Most advocates of home education argue that the pace of learning is accelerated when the child is not at school. Leslie, whose two children are now grown up, says: “I started off by trying to recreate school at home because that was my model of education, but within six weeks I realised this was geared towards having lots of kids with just one adult and doing things over and over again, which wasn’t necessary at home.
Removing your child from the schooling system is a pretty radical decision and one that inevitably raises eyebrows.
“We are not crazy and we are not trying to hide our kids in the cupboard,” says Leslie, who argues that society’s perception of home education is largely based on ignorance.
“You don’t need to be really intelligent, have lots of degrees or be really wealthy.”
“I don’t have to know about astrology for my child to learn about it. We access libraries and go on outings and find ways to make it happen. With the internet there are now sites where you can learn about brain surgery, if you want to.”
Technology is key to home education. Edwina Theunissen, trustee of Education Otherwise, says: “With the internet, information on parent-led education is more accessible.”
“Our website is a mine of information for the newcomer and we run a helpline with a team of volunteers who answer parents’ enquiries about education out of school.”
“The members of local groups organise visits to museums, country parks and so on, and also organise classes for various subjects and ages.”
This, say advocates, is proof that home educated children do not miss out socially. “The idea that home educated kids are sitting at home alone is just not true,” says Leslie.
It’s a sentiment echoed by former primary school teacher Tina Burnett-Pope, who has educated both of her sons at home. She says: “Many children come out of school having been bullied and abused, lonely and isolated, yet people question home educators and the social development of their children.”
“In my experience, parents of home educating children make every effort to ensure their children have regular social meetings.”
“Moreover, home educated children are more likely to talk to a variety of people through the week, from neighbours to shop keepers to children in home education groups, to friends who come by for the afternoon.”

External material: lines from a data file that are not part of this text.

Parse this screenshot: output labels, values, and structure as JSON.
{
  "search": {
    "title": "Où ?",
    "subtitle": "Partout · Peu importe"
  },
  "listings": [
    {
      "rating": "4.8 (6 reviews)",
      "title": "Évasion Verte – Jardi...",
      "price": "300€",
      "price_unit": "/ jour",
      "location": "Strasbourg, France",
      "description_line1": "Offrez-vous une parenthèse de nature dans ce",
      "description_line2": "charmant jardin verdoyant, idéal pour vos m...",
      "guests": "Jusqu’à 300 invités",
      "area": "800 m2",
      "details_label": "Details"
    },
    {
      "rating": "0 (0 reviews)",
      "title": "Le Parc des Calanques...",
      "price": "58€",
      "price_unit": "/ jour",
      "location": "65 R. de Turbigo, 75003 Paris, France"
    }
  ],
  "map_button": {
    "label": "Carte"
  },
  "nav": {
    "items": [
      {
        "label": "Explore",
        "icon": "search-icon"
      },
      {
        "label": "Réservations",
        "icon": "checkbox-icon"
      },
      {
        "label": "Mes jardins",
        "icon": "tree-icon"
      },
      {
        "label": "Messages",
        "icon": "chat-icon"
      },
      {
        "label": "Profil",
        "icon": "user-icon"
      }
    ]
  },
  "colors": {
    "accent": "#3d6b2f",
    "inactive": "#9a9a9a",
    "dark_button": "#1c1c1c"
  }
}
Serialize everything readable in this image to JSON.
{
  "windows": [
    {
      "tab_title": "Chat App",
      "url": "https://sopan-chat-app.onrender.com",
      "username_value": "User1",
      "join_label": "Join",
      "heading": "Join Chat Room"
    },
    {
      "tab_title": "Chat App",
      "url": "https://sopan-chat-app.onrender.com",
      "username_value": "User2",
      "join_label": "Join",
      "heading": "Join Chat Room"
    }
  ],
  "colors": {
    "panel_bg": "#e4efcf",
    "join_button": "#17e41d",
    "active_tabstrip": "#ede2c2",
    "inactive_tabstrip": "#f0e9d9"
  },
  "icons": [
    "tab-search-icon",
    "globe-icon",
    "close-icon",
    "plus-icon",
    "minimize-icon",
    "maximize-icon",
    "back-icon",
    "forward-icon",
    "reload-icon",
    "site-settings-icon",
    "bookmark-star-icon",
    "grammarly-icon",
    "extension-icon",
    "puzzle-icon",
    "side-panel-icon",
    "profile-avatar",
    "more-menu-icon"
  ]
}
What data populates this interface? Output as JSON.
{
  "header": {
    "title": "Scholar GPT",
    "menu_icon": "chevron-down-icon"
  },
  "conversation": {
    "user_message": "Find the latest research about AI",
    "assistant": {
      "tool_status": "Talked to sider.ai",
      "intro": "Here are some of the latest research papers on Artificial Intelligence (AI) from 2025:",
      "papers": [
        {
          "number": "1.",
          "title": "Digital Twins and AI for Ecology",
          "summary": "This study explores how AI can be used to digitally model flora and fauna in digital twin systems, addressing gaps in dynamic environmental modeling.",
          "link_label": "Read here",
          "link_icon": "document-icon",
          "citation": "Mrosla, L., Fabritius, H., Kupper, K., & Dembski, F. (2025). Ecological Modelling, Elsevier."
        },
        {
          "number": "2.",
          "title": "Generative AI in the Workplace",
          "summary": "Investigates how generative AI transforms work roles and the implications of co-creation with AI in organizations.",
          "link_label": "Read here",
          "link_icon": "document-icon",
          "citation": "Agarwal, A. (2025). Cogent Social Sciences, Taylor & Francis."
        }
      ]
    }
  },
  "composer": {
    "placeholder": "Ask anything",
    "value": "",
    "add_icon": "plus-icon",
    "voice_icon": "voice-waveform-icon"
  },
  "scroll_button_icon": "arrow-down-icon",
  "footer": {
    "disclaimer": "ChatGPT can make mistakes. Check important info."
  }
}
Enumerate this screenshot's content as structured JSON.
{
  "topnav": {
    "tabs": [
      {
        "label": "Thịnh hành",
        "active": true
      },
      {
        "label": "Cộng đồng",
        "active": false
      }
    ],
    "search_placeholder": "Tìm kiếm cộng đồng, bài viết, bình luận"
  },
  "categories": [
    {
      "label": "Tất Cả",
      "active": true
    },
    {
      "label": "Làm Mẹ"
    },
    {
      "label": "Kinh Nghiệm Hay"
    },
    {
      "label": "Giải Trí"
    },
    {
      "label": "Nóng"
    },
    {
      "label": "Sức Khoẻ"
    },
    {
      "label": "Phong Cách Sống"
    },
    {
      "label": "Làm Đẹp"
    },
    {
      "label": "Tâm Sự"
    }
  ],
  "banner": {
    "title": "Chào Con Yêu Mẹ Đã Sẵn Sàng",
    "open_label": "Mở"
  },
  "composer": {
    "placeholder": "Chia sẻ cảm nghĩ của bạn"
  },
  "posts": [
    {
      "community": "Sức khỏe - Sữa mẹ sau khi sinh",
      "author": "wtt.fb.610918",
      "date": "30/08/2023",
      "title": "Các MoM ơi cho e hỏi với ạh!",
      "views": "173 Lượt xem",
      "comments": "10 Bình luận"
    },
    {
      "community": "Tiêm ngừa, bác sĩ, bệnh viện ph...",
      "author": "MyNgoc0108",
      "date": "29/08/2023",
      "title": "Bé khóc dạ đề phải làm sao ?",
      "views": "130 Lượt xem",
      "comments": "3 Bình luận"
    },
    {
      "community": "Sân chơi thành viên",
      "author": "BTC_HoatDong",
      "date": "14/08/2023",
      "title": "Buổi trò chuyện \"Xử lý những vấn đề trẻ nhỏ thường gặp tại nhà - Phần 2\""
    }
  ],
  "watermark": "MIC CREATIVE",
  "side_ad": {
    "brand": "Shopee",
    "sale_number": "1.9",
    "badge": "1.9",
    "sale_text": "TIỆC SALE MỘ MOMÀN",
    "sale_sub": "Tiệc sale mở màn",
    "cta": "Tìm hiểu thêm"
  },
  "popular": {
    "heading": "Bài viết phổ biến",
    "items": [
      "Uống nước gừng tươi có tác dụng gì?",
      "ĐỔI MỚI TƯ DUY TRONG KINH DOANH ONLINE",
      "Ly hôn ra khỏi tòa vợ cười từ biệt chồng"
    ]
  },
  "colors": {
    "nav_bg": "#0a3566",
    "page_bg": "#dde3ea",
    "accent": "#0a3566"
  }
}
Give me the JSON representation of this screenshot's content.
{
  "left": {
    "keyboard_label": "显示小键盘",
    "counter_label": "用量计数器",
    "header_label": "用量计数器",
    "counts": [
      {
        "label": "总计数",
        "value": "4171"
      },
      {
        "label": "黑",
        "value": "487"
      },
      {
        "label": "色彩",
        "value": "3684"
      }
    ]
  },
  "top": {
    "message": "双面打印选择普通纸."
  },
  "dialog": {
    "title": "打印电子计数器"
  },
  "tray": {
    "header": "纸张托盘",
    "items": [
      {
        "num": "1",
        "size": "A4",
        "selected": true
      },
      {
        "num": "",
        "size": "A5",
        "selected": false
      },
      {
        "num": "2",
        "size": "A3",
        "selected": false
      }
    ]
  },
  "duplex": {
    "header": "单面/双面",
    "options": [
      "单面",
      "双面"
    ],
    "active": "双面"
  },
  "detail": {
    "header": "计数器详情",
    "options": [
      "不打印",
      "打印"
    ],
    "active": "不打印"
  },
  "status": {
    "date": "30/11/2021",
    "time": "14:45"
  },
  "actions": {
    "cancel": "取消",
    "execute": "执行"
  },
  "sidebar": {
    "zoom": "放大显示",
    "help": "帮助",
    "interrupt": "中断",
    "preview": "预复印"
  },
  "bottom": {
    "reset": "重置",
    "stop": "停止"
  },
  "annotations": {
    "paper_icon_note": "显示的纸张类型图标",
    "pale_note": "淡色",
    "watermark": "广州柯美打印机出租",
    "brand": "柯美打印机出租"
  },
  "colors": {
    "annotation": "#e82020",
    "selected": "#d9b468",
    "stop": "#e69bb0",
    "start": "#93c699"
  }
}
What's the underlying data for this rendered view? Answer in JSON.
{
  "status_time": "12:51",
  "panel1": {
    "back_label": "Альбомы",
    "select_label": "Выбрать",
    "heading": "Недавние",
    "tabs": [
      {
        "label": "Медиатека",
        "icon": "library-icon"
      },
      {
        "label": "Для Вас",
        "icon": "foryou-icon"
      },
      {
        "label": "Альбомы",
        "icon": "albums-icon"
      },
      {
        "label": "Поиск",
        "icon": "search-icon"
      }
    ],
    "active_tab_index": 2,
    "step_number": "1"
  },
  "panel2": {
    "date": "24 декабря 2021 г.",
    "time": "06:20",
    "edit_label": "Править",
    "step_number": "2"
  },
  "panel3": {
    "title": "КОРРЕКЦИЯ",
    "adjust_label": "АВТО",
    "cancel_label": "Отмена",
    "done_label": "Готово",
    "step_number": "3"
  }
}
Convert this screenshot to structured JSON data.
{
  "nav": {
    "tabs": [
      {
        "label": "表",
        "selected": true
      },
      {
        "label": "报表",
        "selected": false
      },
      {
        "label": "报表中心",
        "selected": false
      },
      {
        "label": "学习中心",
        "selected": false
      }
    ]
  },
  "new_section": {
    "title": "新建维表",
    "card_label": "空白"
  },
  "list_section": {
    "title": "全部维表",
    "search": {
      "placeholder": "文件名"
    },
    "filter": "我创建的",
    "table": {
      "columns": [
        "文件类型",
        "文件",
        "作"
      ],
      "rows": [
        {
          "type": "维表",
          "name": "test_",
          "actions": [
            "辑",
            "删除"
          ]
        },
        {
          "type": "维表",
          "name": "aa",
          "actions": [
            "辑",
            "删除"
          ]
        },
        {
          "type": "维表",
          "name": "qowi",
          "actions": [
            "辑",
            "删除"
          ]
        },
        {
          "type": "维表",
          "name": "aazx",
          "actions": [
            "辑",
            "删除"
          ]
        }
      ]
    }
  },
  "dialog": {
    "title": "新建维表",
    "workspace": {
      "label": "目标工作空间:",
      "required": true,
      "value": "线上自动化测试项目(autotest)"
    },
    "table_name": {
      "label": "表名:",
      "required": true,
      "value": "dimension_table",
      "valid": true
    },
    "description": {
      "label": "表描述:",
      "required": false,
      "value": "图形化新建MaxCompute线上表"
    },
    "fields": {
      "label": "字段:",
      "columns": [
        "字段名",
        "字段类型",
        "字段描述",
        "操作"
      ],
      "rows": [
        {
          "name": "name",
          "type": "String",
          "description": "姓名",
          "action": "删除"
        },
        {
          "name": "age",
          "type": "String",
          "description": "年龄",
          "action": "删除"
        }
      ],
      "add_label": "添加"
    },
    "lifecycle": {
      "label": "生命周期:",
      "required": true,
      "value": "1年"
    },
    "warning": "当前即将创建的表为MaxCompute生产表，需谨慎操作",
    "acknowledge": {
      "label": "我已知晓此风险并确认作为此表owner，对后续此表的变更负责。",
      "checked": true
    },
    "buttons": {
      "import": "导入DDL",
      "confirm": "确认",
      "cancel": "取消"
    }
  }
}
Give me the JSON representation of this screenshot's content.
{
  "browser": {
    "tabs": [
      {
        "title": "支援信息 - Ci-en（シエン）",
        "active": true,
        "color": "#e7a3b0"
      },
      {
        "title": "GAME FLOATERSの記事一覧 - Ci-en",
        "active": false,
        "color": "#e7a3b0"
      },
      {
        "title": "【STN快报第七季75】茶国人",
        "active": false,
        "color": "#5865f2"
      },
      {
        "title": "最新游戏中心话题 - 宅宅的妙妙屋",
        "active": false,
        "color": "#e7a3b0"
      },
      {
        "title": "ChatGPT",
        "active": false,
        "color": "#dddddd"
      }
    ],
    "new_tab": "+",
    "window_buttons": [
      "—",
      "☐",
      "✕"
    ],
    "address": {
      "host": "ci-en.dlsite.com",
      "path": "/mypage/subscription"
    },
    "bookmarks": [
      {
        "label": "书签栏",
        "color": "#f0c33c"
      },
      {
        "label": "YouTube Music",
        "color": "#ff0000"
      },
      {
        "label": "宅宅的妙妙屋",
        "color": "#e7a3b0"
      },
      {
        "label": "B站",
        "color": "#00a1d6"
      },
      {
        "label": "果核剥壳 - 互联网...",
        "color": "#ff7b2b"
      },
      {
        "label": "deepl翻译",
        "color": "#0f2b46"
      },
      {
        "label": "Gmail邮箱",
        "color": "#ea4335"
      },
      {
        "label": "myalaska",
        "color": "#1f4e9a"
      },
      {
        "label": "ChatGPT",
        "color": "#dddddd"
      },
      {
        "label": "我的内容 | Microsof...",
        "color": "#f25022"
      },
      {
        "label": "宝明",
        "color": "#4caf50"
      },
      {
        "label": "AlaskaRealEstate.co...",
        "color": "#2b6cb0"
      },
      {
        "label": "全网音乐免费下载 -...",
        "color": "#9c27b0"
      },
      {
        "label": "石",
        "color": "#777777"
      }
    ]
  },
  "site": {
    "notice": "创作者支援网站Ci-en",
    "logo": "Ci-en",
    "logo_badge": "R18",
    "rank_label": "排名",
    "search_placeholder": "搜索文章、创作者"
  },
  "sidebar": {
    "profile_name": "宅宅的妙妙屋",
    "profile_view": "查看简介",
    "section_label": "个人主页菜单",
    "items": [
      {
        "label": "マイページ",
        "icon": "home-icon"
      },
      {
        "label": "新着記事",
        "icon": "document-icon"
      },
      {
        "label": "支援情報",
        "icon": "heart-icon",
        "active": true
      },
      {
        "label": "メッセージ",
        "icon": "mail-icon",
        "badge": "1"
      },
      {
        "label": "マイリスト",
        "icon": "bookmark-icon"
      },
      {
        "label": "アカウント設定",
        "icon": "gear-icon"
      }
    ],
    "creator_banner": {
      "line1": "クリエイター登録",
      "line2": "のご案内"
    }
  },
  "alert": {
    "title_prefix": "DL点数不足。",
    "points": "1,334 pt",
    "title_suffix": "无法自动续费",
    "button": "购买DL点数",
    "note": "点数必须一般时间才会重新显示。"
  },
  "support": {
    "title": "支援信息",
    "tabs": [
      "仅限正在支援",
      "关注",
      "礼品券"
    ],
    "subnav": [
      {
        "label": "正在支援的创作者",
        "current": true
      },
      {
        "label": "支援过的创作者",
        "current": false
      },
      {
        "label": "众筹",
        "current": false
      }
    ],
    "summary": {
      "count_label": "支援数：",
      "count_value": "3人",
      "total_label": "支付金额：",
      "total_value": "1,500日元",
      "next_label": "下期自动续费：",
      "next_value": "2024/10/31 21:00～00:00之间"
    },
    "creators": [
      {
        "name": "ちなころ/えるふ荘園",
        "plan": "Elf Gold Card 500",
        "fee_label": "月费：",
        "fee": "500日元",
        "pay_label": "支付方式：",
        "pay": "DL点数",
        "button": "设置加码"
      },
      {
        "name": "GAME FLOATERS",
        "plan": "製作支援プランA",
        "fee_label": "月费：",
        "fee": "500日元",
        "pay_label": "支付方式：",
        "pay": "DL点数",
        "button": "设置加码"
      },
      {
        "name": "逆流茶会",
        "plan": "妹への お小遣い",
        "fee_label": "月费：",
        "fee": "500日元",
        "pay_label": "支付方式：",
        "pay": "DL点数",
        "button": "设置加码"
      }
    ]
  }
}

Outsiders may wonder how home educated children adapt in society later on in life, but Leslie insists that on the whole they do just fine. Of her own children she says: “I don’t think it’s stopped them or held them back in any way at all. They just see it [home education] as normal.”
Parents considering schooling their children at home should be fully aware of the sacrifices, however. It helps to have a strong support network and you must be prepared to make financial compromises.
“To some extent you have to give up on climbing the normal career ladder,” says Leslie.
“You really don’t know what it’s like until you do it. When you spend a lot of time with your kids they get a lot less needy, it’s more relaxing and the quality of your relationship changes.
“It’s like diving off a very high diving board, but once you do you think why didn’t I do it earlier?”